Zugleich darf nicht übersehen werden, dass Antisemitismus nicht nur ein Phänomen vom rechten Rand ist. So ergab eine aktuelle Umfrage des Rostocker Vereins Soziale Bildung unter Jugendlichen mehrerer Landkreise Mecklenburg-Vorpommerns, dass mehr als ein Fünftel von ihnen stabile antisemitische Einstellungsmuster aufweist.

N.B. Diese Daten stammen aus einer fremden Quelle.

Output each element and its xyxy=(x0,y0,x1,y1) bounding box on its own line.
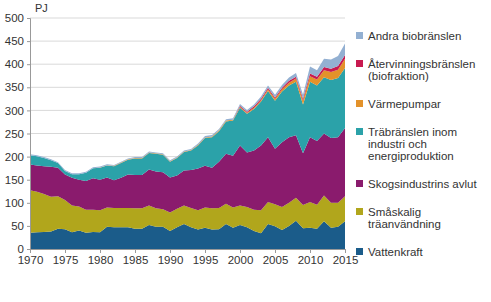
tick-label: 0 xyxy=(18,243,24,255)
tick: 1980 xyxy=(88,249,114,266)
legend-item: Träbränslen inom industri och energiprod… xyxy=(356,126,488,162)
legend-swatch xyxy=(356,180,363,187)
area xyxy=(30,59,345,175)
legend-item: Vattenkraft xyxy=(356,246,488,258)
area xyxy=(30,43,345,174)
grid-line xyxy=(30,41,345,42)
tick: 1990 xyxy=(158,249,184,266)
legend-label: Värmepumpar xyxy=(368,98,441,110)
tick-mark xyxy=(27,157,30,158)
tick: 200 xyxy=(5,151,30,163)
area xyxy=(30,55,345,174)
tick-label: 400 xyxy=(5,58,24,70)
tick: 0 xyxy=(18,243,30,255)
legend-label: Småskalig träanvändning xyxy=(368,206,488,230)
tick-mark xyxy=(27,134,30,135)
tick-label: 2015 xyxy=(333,254,359,266)
tick: 2000 xyxy=(228,249,254,266)
grid xyxy=(30,18,345,249)
tick-label: 100 xyxy=(5,197,24,209)
tick-label: 50 xyxy=(11,220,24,232)
tick-label: 300 xyxy=(5,105,24,117)
tick-label: 2005 xyxy=(263,254,289,266)
tick-mark xyxy=(27,110,30,111)
legend-swatch xyxy=(356,248,363,255)
tick-mark xyxy=(135,249,136,253)
tick-mark xyxy=(345,249,346,253)
tick-mark xyxy=(205,249,206,253)
tick: 100 xyxy=(5,197,30,209)
tick: 1995 xyxy=(193,249,219,266)
legend-label: Träbränslen inom industri och energiprod… xyxy=(368,126,488,162)
legend-item: Småskalig träanvändning xyxy=(356,206,488,230)
tick: 1985 xyxy=(123,249,149,266)
tick-mark xyxy=(100,249,101,253)
tick-mark xyxy=(27,249,30,250)
tick-mark xyxy=(170,249,171,253)
tick-label: 250 xyxy=(5,128,24,140)
tick-mark xyxy=(27,203,30,204)
x-axis-line xyxy=(31,250,346,254)
tick-mark xyxy=(27,226,30,227)
legend-label: Återvinningsbränslen (biofraktion) xyxy=(368,58,488,82)
legend-label: Skogsindustrins avlut xyxy=(368,178,477,190)
tick: 2010 xyxy=(298,249,324,266)
legend-label: Andra biobränslen xyxy=(368,30,461,42)
tick: 2015 xyxy=(333,249,359,266)
tick-label: 450 xyxy=(5,35,24,47)
tick-mark xyxy=(310,249,311,253)
legend-swatch xyxy=(356,128,363,135)
legend-item: Återvinningsbränslen (biofraktion) xyxy=(356,58,488,82)
tick-mark xyxy=(27,87,30,88)
tick: 2005 xyxy=(263,249,289,266)
tick-label: 1970 xyxy=(18,254,44,266)
tick-mark xyxy=(27,18,30,19)
y-axis-label: PJ xyxy=(35,2,48,14)
tick: 450 xyxy=(5,35,30,47)
grid-line xyxy=(30,64,345,65)
tick: 250 xyxy=(5,128,30,140)
tick-label: 200 xyxy=(5,151,24,163)
tick: 150 xyxy=(5,174,30,186)
legend-item: Värmepumpar xyxy=(356,98,488,110)
tick: 400 xyxy=(5,58,30,70)
tick-label: 2010 xyxy=(298,254,324,266)
tick-mark xyxy=(27,64,30,65)
tick-mark xyxy=(275,249,276,253)
legend-item: Skogsindustrins avlut xyxy=(356,178,488,190)
y-axis-line xyxy=(27,19,31,250)
legend-item: Andra biobränslen xyxy=(356,30,488,42)
legend-swatch xyxy=(356,60,363,67)
grid-line xyxy=(30,18,345,19)
tick: 350 xyxy=(5,81,30,93)
tick-mark xyxy=(240,249,241,253)
legend-label: Vattenkraft xyxy=(368,246,423,258)
tick-label: 1990 xyxy=(158,254,184,266)
tick-label: 500 xyxy=(5,12,24,24)
tick-mark xyxy=(65,249,66,253)
tick-label: 350 xyxy=(5,81,24,93)
tick-label: 1975 xyxy=(53,254,79,266)
tick-mark xyxy=(27,41,30,42)
legend-swatch xyxy=(356,208,363,215)
tick-label: 1980 xyxy=(88,254,114,266)
tick: 500 xyxy=(5,12,30,24)
tick-label: 1995 xyxy=(193,254,219,266)
tick-label: 150 xyxy=(5,174,24,186)
tick-mark xyxy=(27,180,30,181)
legend-swatch xyxy=(356,100,363,107)
y-axis: 0 50 100 150 200 250 300 350 400 450 500 xyxy=(5,12,31,255)
tick: 50 xyxy=(11,220,30,232)
legend: Andra biobränslen Återvinningsbränslen (b… xyxy=(356,30,488,258)
tick: 1975 xyxy=(53,249,79,266)
tick-label: 1985 xyxy=(123,254,149,266)
x-axis: 1970 1975 1980 1985 1990 1995 2000 2005 2010 2015 xyxy=(18,249,359,266)
areas xyxy=(30,43,345,249)
tick-label: 2000 xyxy=(228,254,254,266)
tick: 300 xyxy=(5,105,30,117)
legend-swatch xyxy=(356,32,363,39)
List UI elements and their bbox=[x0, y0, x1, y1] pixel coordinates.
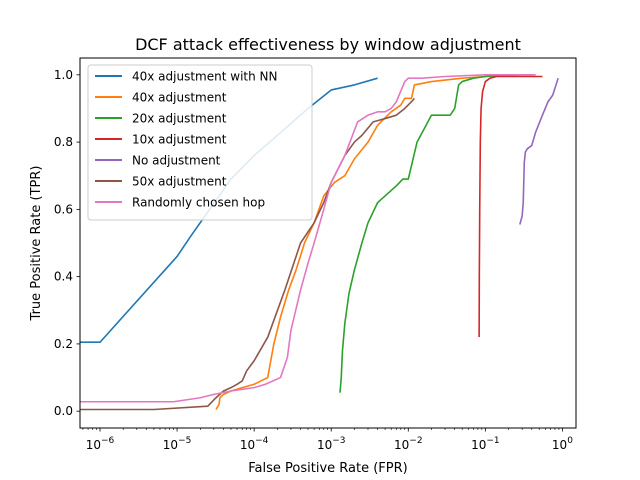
series-line-randomly-chosen-hop bbox=[80, 74, 536, 403]
chart-title: DCF attack effectiveness by window adjus… bbox=[135, 35, 521, 54]
legend-label-10x-adjustment: 10x adjustment bbox=[132, 133, 227, 147]
legend: 40x adjustment with NN 40x adjustment 20x … bbox=[87, 64, 313, 221]
legend-label-no-adjustment: No adjustment bbox=[132, 154, 221, 168]
series-line-20x-adjustment bbox=[339, 74, 532, 393]
series-line-10x-adjustment bbox=[478, 75, 543, 338]
x-tick-label: 10−2 bbox=[394, 436, 423, 452]
legend-label-20x-adjustment: 20x adjustment bbox=[132, 112, 227, 126]
y-tick-label: 0.8 bbox=[54, 135, 73, 149]
y-axis: 0.0 0.2 0.4 0.6 0.8 1.0 bbox=[54, 68, 80, 418]
series-line-no-adjustment bbox=[519, 77, 559, 225]
legend-label-40x-adjustment-with-nn: 40x adjustment with NN bbox=[132, 70, 277, 84]
legend-label-50x-adjustment: 50x adjustment bbox=[132, 175, 227, 189]
y-tick-label: 0.4 bbox=[54, 270, 73, 284]
plot-frame bbox=[79, 57, 577, 429]
y-tick-label: 0.6 bbox=[54, 202, 73, 216]
x-axis-label: False Positive Rate (FPR) bbox=[248, 461, 407, 476]
legend-label-40x-adjustment: 40x adjustment bbox=[132, 91, 227, 105]
legend-label-randomly-chosen-hop: Randomly chosen hop bbox=[132, 196, 265, 210]
y-tick-label: 0.2 bbox=[54, 337, 73, 351]
series-layer bbox=[80, 74, 559, 411]
y-tick-label: 1.0 bbox=[54, 68, 73, 82]
x-tick-label: 10−5 bbox=[163, 436, 192, 452]
series-line-50x-adjustment bbox=[80, 97, 415, 411]
x-tick-label: 10−6 bbox=[86, 436, 115, 452]
plot-area: 10−6 10−5 10−4 10−3 10−2 10−1 100 0.0 0.2 0.4 0.6… bbox=[54, 57, 577, 452]
y-tick-label: 0.0 bbox=[54, 404, 73, 418]
x-tick-label: 100 bbox=[552, 436, 573, 452]
x-tick-label: 10−1 bbox=[471, 436, 500, 452]
x-tick-label: 10−4 bbox=[240, 436, 269, 452]
y-axis-label: True Positive Rate (TPR) bbox=[29, 166, 44, 322]
x-tick-label: 10−3 bbox=[317, 436, 346, 452]
legend-box bbox=[87, 64, 313, 221]
x-axis: 10−6 10−5 10−4 10−3 10−2 10−1 100 bbox=[82, 428, 573, 452]
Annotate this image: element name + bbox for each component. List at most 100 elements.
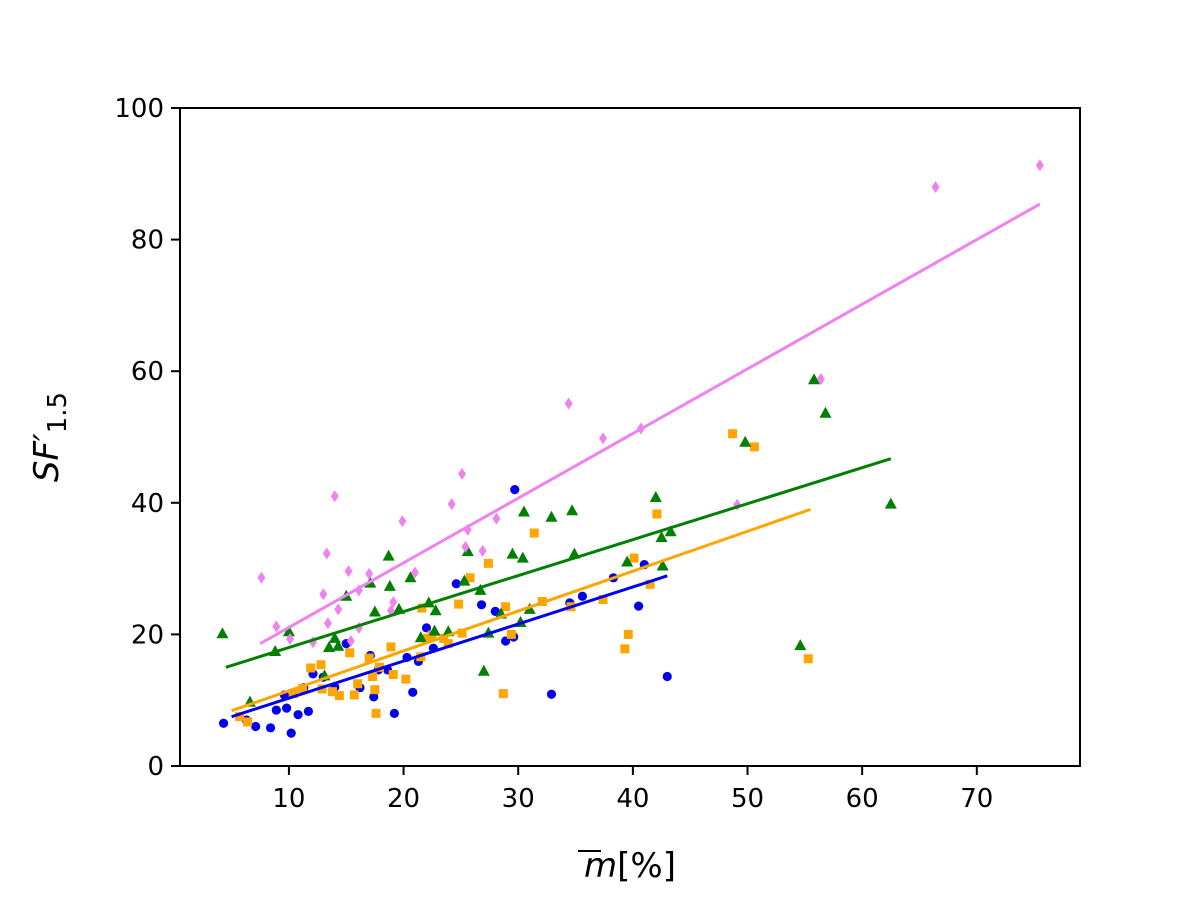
data-point-diamond (461, 540, 470, 553)
data-point-triangle (794, 639, 807, 651)
data-point-diamond (599, 432, 608, 445)
green-fit-line (225, 457, 892, 669)
y-tick-label: 20 (131, 620, 164, 650)
data-point-square (345, 648, 355, 658)
data-point-circle (510, 485, 520, 495)
data-point-circle (251, 721, 261, 732)
data-point-circle (389, 708, 399, 718)
data-point-square (386, 642, 396, 652)
data-point-triangle (414, 631, 427, 643)
data-point-triangle (655, 531, 668, 543)
data-point-square (598, 595, 608, 605)
data-point-square (465, 573, 475, 583)
x-axis-ticks: 10 20 30 40 50 60 70 (272, 766, 993, 814)
data-point-square (306, 663, 316, 673)
x-axis-label-unit: [%] (617, 846, 676, 886)
data-point-triangle (368, 605, 381, 617)
data-point-square (235, 712, 245, 722)
y-axis-label-sub: 1.5 (43, 392, 73, 433)
data-point-diamond (478, 544, 487, 557)
data-point-square (316, 660, 326, 670)
data-point-square (501, 602, 511, 612)
data-point-triangle (332, 639, 345, 651)
x-tick-label: 20 (387, 784, 420, 814)
blue-fit-line (231, 574, 668, 719)
x-tick-label: 60 (846, 784, 879, 814)
data-point-square (289, 689, 299, 699)
data-point-circle (265, 723, 276, 733)
series-square (235, 429, 813, 727)
data-point-square (327, 687, 337, 697)
data-point-diamond (458, 467, 467, 480)
data-point-circle (271, 705, 281, 715)
data-point-circle (408, 687, 418, 697)
y-axis-label: SF′1.5 (27, 392, 73, 482)
data-point-diamond (344, 565, 353, 578)
data-point-diamond (447, 498, 456, 511)
data-point-triangle (884, 497, 897, 509)
data-point-square (728, 429, 738, 439)
data-point-triangle (461, 544, 474, 556)
data-point-square (370, 685, 380, 695)
data-point-circle (490, 606, 500, 616)
data-point-square (454, 599, 464, 609)
data-point-diamond (411, 566, 420, 579)
data-point-square (623, 629, 633, 639)
data-point-square (645, 579, 655, 589)
data-point-triangle (621, 555, 634, 567)
data-point-circle (369, 692, 379, 702)
data-point-circle (577, 591, 588, 601)
data-point-square (364, 653, 374, 663)
y-tick-label: 60 (131, 357, 164, 387)
data-point-circle (293, 710, 303, 720)
data-point-square (652, 509, 662, 519)
data-point-square (443, 639, 453, 649)
data-point-square (298, 683, 308, 693)
data-point-triangle (383, 579, 396, 591)
data-point-triangle (664, 525, 677, 537)
data-point-square (417, 603, 427, 613)
data-point-square (334, 691, 344, 701)
data-point-triangle (545, 510, 558, 522)
x-tick-label: 70 (960, 784, 993, 814)
data-point-diamond (1035, 159, 1044, 172)
x-tick-label: 40 (616, 784, 649, 814)
data-point-circle (662, 671, 672, 682)
data-point-square (317, 684, 327, 694)
y-tick-label: 80 (131, 226, 164, 256)
data-point-diamond (564, 397, 573, 410)
plot-content (216, 159, 1044, 738)
data-point-square (388, 670, 398, 680)
data-point-diamond (323, 617, 332, 630)
y-tick-label: 100 (114, 94, 164, 124)
data-point-square (243, 717, 253, 727)
data-point-circle (633, 601, 644, 611)
data-point-square (803, 654, 813, 664)
data-point-triangle (282, 625, 295, 637)
data-point-diamond (816, 373, 825, 386)
data-point-triangle (382, 549, 395, 561)
data-point-circle (303, 706, 314, 716)
plot-frame (179, 107, 1081, 767)
x-tick-label: 30 (502, 784, 535, 814)
data-point-square (423, 633, 433, 643)
data-point-triangle (216, 627, 229, 639)
data-point-circle (421, 623, 432, 633)
data-point-square (498, 689, 508, 699)
data-point-diamond (365, 567, 374, 580)
data-point-triangle (649, 491, 662, 503)
data-point-square (353, 679, 363, 689)
x-tick-label: 50 (731, 784, 764, 814)
data-point-triangle (739, 435, 752, 447)
data-point-square (506, 629, 516, 639)
y-axis-ticks: 0 20 40 60 80 100 (114, 94, 180, 782)
data-point-square (529, 528, 539, 538)
data-point-triangle (328, 631, 341, 643)
data-point-triangle (458, 574, 471, 586)
data-point-diamond (257, 571, 266, 584)
data-point-diamond (346, 634, 355, 647)
data-point-diamond (319, 588, 328, 601)
data-point-triangle (516, 551, 529, 563)
data-point-diamond (398, 515, 407, 528)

Wie andere ideologische Elemente der radikalen Rechten finden sich Vorbehalte gegenüber Jüdinnen und Juden auch in der Mitte der Gesellschaft, in allen Parteien, bei Gewerkschaften oder Teilen der Linken. Bei den jüngsten Protesten gegen Israels Militäreinsatz im Gaza-Streifen etwa waren gleichfalls von Teilen migrantischer communities und der Friedensbewegung antisemitische Parolen zu vernehmen: In Rostock setzten einzelne Demonstranten Zionismus und Faschismus gleich und brandmarkten einen Holocaust in Gaza.

Die Geschichte zeigt, dass hinter den Projektionen der Antisemiten keine Enthüllungen über Jüdinnen und Juden stecken, sondern vielmehr eigene unterdrückte Gefühle und nicht zuletzt das Bedürfnis nach Terror. Von den Anfängen bis in die Gegenwart – von Vertreibungen und Pogromen im Mittelalter über Ausgrenzung und Vernichtung im 20. Jahrhundert bis hin zu den fortdauernden Anschlägen auf Gedenkstätten und jüdische Einrichtungen – ist die Geschichte des Antisemitismus begleitet von Gewalt. Sie bildet letztendlich die Essenz eines mörderischen Wahns, der sich als Gerechtigkeit ausgibt.